This work addresses the performance degradation of Vision Transformers (ViTs) in ear recognition caused by the inclusion of non-ear regions in rectangular image patches and the mismatch between ear morphological variability and ViT’s positional sensitivity. To mitigate these issues, the authors propose an anatomy-aware patch alignment method that leverages feature detection to guide local patch-based warping, aligning patch boundaries with anatomical contours of the ear. This ensures that token representations better conform to the ear’s natural curvature. By integrating anatomical knowledge into the ViT preprocessing pipeline—a novel contribution—the method significantly enhances robustness and recognition accuracy across varying ear shapes, sizes, and poses, as demonstrated on multiple ViT architectures (ViT-T/S/B/L).

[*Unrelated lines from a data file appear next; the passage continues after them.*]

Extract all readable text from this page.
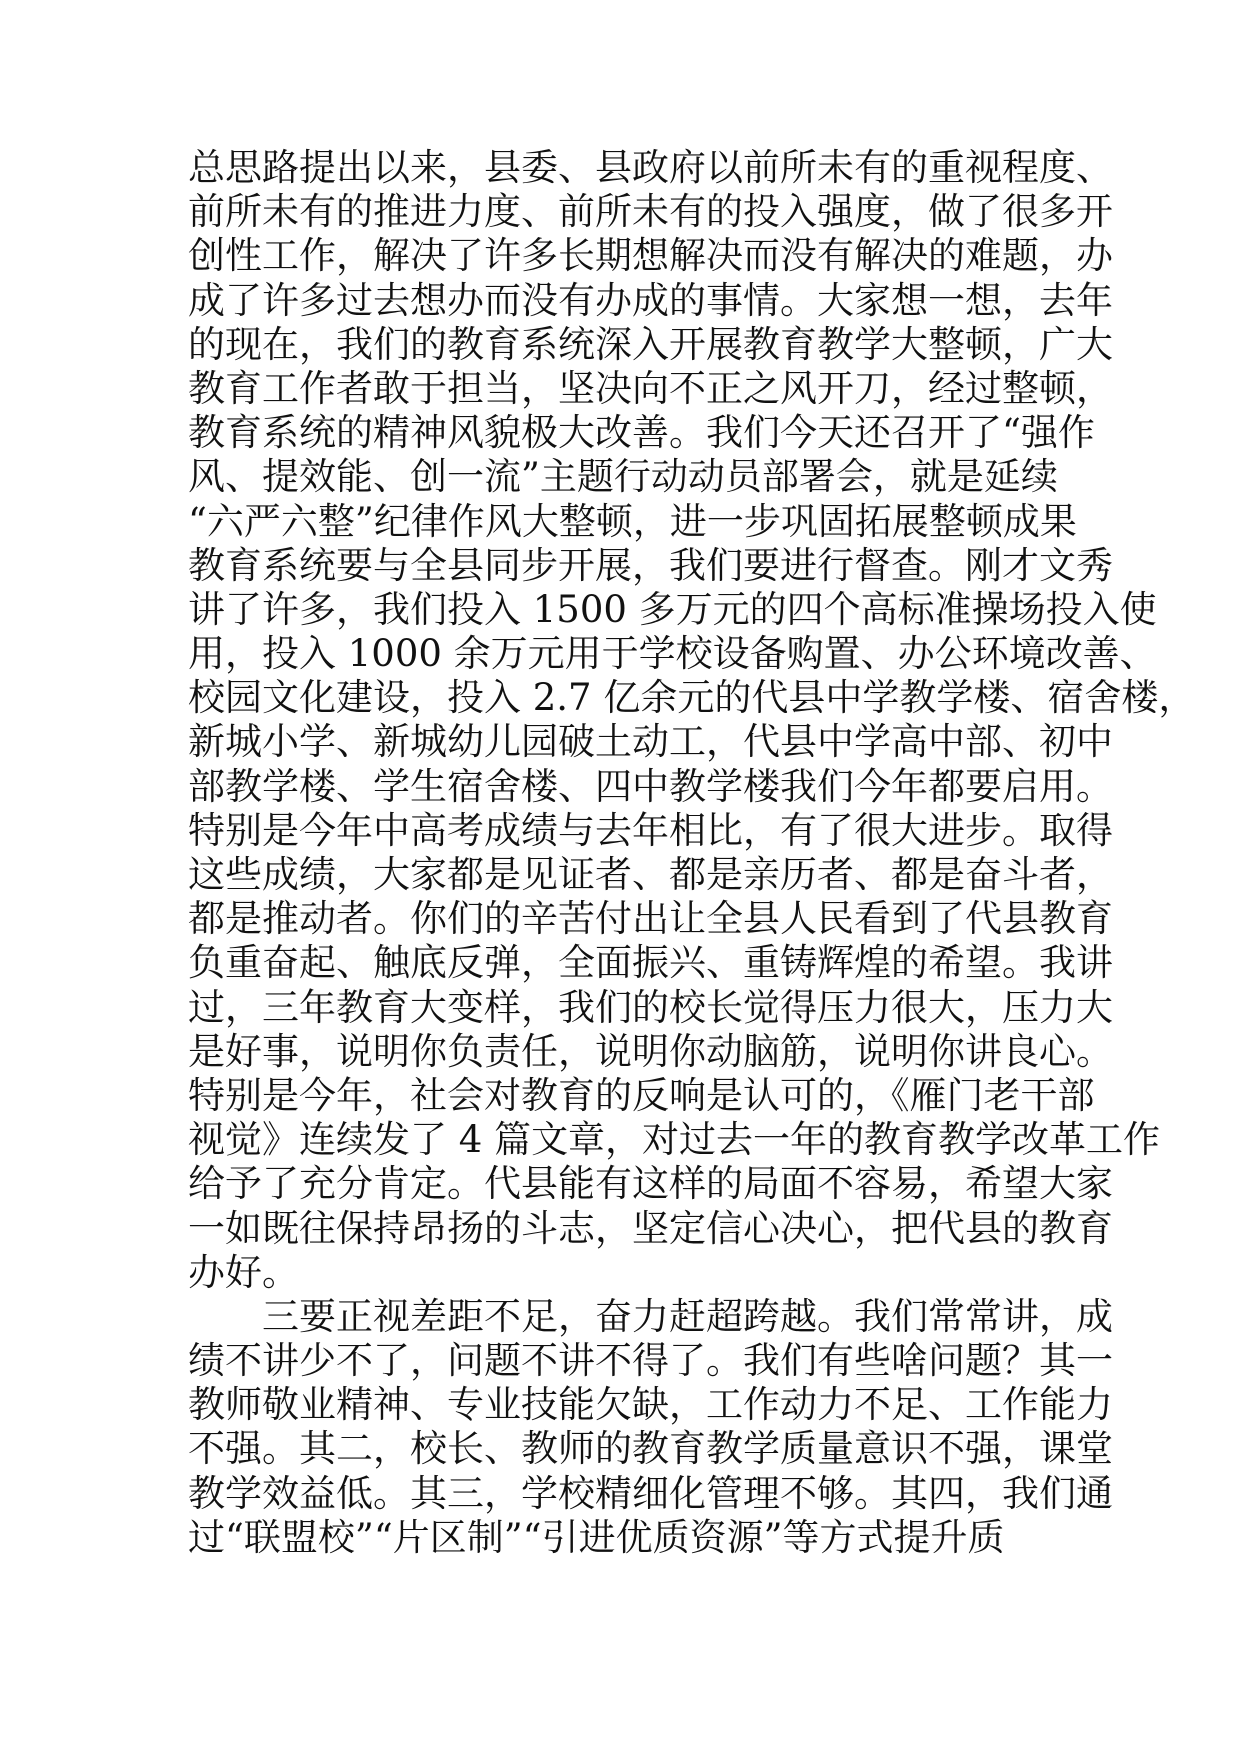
总思路提出以来，县委、县政府以前所未有的重视程度、
前所未有的推进力度、前所未有的投入强度，做了很多开
创性工作，解决了许多长期想解决而没有解决的难题，办
成了许多过去想办而没有办成的事情。大家想一想，去年
的现在，我们的教育系统深入开展教育教学大整顿，广大
教育工作者敢于担当，坚决向不正之风开刀，经过整顿，
教育系统的精神风貌极大改善。我们今天还召开了“强作
风、提效能、创一流”主题行动动员部署会，就是延续
“六严六整”纪律作风大整顿，进一步巩固拓展整顿成果
教育系统要与全县同步开展，我们要进行督查。刚才文秀
讲了许多，我们投入 1500 多万元的四个高标准操场投入使
用，投入 1000 余万元用于学校设备购置、办公环境改善、
校园文化建设，投入 2.7 亿余元的代县中学教学楼、宿舍楼，
新城小学、新城幼儿园破土动工，代县中学高中部、初中
部教学楼、学生宿舍楼、四中教学楼我们今年都要启用。
特别是今年中高考成绩与去年相比，有了很大进步。取得
这些成绩，大家都是见证者、都是亲历者、都是奋斗者，
都是推动者。你们的辛苦付出让全县人民看到了代县教育
负重奋起、触底反弹，全面振兴、重铸辉煌的希望。我讲
过，三年教育大变样，我们的校长觉得压力很大，压力大
是好事，说明你负责任，说明你动脑筋，说明你讲良心。
特别是今年，社会对教育的反响是认可的，《雁门老干部
视觉》连续发了 4 篇文章，对过去一年的教育教学改革工作
给予了充分肯定。代县能有这样的局面不容易，希望大家
一如既往保持昂扬的斗志，坚定信心决心，把代县的教育
办好。
三要正视差距不足，奋力赶超跨越。我们常常讲，成
绩不讲少不了，问题不讲不得了。我们有些啥问题？其一
教师敬业精神、专业技能欠缺，工作动力不足、工作能力
不强。其二，校长、教师的教育教学质量意识不强，课堂
教学效益低。其三，学校精细化管理不够。其四，我们通
过“联盟校”“片区制”“引进优质资源”等方式提升质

The rectangular tokens common to vision transformer methods for visual recognition can strongly affect performance of these methods due to incorporation of information outside the objects to be recognized. This paper introduces PaW-ViT, Patch-based Warping Vision Transformer, a preprocessing approach rooted in anatomical knowledge that normalizes ear images to enhance the efficacy of ViT. By accurately aligning token boundaries to detected ear feature boundaries, PaW-ViT obtains greater robustness to shape, size, and pose variation. By aligning feature boundaries to natural ear curvature, it produces more consistent token representations for various morphologies. Experiments confirm the effectiveness of PaW-ViT on various ViT models (ViT-T, ViT-S, ViT-B, ViT-L) and yield reasonable alignment robustness to variation in shape, size, and pose. Our work aims to solve the disconnect between ear biometric morphological variation and transformer architecture positional sensitivity, presenting a possible avenue for authentication schemes.